In their presentation, the experts from the Helsinki University Library talked about their work with a range of disciplines as well as services offered to researchers, such as open-access publication and data management services. In addition, our guests were provided with a glimpse of the teaching offered by the Library and its principles as well as the Library’s collection policy.
The wish expressed in advance by our guests to learn about the artificial intelligence-based tool Iris.ai and HELDIG was also fulfilled. The Helsinki Centre for Digital Humanities research network and its operations were presented to us by Jouni Tuominen (see programme and presentations).
Shut up and write!
Astrid Anderson, section manager of the reference and research section of the University of Oslo Library, presented the University of Oslo, its key indicators as well as the organisation of the library as part of the university. After this, the theme was delved into further by presentations on, for example, various events, exhibitions and courses organised by the university.
Signe Brandsæter and Marianne Lien told us about the consultation in academic writing offered by the Academic Writing Centre , whose events include regular writing sessions called Shut up and write! Hege Ringnes presented the specific library service of the preparation of method-based and demanding systematic literature reviews (systematic review). The library also participates in and produces content for the national doctoral education network.
Dragon’s den or Scrooge McDuck’s treasure trove?

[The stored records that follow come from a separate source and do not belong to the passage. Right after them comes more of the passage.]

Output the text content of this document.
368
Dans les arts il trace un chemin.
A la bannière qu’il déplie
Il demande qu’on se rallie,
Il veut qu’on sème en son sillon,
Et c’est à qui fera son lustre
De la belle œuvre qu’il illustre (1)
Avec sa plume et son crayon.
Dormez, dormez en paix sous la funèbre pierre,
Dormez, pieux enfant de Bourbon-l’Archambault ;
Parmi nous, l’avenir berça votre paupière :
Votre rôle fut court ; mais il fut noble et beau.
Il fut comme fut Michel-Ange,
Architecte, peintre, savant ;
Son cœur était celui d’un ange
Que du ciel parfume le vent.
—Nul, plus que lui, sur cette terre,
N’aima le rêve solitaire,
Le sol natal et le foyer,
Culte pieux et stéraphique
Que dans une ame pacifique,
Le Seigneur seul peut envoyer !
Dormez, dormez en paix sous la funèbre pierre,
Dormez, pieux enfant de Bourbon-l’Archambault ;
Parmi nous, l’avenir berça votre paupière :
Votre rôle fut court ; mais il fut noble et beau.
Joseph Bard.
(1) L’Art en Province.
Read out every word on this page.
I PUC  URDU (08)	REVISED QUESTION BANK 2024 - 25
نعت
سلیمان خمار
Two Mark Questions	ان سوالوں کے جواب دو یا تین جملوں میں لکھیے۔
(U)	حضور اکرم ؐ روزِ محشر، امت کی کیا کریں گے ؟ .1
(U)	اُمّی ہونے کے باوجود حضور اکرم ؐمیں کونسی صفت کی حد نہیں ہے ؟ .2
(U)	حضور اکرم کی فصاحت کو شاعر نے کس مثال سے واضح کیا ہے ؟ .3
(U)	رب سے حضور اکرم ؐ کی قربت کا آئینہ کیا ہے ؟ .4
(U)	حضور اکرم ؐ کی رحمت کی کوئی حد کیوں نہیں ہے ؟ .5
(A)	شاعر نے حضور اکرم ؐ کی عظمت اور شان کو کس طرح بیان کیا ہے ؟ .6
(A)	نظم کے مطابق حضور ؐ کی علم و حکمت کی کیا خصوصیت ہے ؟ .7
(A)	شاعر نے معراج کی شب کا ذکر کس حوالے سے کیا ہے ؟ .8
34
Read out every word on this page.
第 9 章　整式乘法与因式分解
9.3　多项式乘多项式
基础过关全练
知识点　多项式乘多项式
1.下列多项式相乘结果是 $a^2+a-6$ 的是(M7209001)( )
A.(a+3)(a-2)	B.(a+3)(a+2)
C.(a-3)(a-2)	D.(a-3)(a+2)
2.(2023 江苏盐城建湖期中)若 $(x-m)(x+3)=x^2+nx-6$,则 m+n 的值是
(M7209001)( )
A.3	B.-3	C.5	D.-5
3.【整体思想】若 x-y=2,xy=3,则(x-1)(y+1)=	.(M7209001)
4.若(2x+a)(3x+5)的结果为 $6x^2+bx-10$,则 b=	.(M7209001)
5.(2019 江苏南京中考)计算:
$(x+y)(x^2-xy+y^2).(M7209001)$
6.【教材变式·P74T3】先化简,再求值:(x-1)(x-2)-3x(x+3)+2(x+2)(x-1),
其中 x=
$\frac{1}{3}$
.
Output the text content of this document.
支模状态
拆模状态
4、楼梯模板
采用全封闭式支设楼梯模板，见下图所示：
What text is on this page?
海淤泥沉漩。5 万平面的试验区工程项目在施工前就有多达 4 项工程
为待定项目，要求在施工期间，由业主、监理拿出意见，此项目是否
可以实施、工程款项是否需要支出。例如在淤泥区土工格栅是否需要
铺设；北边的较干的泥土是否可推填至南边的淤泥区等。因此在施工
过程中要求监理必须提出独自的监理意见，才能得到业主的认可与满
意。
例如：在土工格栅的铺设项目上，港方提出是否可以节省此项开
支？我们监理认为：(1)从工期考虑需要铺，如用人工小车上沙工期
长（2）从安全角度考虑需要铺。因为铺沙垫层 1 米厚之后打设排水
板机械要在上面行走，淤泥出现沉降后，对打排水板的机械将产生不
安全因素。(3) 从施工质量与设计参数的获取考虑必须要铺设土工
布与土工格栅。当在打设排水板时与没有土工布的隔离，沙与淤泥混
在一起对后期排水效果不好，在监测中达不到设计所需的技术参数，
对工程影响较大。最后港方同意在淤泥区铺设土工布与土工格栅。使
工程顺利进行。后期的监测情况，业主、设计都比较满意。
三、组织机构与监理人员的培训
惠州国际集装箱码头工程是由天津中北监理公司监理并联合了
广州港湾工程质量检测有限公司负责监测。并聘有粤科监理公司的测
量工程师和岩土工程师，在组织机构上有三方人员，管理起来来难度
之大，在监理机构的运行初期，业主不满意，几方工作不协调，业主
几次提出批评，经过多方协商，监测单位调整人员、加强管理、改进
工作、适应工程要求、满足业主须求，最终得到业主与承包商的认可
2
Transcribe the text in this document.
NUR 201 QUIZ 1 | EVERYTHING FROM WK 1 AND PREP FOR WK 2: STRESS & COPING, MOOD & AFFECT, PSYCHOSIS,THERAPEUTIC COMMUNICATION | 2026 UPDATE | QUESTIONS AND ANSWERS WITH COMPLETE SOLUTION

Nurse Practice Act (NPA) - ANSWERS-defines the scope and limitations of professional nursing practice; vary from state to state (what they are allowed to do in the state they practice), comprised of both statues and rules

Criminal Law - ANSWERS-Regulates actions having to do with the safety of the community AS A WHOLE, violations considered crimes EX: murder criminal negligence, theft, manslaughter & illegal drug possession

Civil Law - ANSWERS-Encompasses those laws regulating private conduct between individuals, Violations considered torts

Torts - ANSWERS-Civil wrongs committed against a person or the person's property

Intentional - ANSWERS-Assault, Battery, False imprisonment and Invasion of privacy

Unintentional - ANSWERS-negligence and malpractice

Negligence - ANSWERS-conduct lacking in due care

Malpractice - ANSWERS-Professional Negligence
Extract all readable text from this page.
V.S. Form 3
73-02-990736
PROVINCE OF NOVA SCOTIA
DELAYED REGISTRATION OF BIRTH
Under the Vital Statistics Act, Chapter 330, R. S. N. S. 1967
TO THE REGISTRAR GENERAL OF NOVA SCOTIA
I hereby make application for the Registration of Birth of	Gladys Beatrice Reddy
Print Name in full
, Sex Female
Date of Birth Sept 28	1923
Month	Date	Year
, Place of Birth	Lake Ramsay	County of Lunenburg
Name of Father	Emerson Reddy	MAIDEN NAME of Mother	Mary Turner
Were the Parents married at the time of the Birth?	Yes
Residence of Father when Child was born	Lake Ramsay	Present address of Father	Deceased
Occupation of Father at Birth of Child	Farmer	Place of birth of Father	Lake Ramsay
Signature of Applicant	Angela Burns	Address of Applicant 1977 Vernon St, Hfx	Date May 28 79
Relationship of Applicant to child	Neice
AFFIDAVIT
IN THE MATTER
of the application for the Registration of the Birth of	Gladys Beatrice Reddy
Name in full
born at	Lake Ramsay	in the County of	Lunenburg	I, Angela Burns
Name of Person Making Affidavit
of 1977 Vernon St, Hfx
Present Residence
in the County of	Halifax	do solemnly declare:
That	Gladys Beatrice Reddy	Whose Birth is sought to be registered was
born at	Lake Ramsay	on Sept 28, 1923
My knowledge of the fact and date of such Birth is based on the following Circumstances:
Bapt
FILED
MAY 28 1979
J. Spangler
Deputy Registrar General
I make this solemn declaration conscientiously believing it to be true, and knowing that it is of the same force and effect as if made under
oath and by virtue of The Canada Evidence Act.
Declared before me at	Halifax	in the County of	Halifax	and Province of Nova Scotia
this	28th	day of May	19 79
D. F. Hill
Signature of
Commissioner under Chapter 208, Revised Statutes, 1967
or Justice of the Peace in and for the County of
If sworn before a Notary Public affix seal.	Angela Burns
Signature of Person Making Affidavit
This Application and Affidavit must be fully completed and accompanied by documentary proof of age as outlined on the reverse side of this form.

Librarian Cathinka Neverdal told us about the means developed by the library to participate in the everyday life of the community. Basement floors with their rows of archive shelves may seem daunting, like a “dragon’s den”, to the customers, while library professionals see the extensive collection as a continuous source of riches or Scrooge McDuck’s treasure trove. How could the library convey the same experience to its customers? The University of Oslo Library has carnivalised stereotypes related to the library by means of various events and exhibitions as well as social media.
It is clear that work at the University of Oslo Library is relaxed and innovative and utilises the competence of its partners in flexible ways. The events aimed at students and staff, for example, the regular Breakfast Club morning event organised together with the student union, are an example of the many fruits of cooperation.
The dead languages society (Døde språks selskap) should also be mentioned. The activities of the society are aimed at linguists and other interested individuals, which the library organises in cooperation with the Faculty of Humanities and the Norwegian Institute of Philology.
During the day we had a chance to share experiences and perspectives on the everyday life of research libraries in the Nordic countries. But more than anything we gained extra inspiration for our own work – thank you for the visit, our Norwegian guests!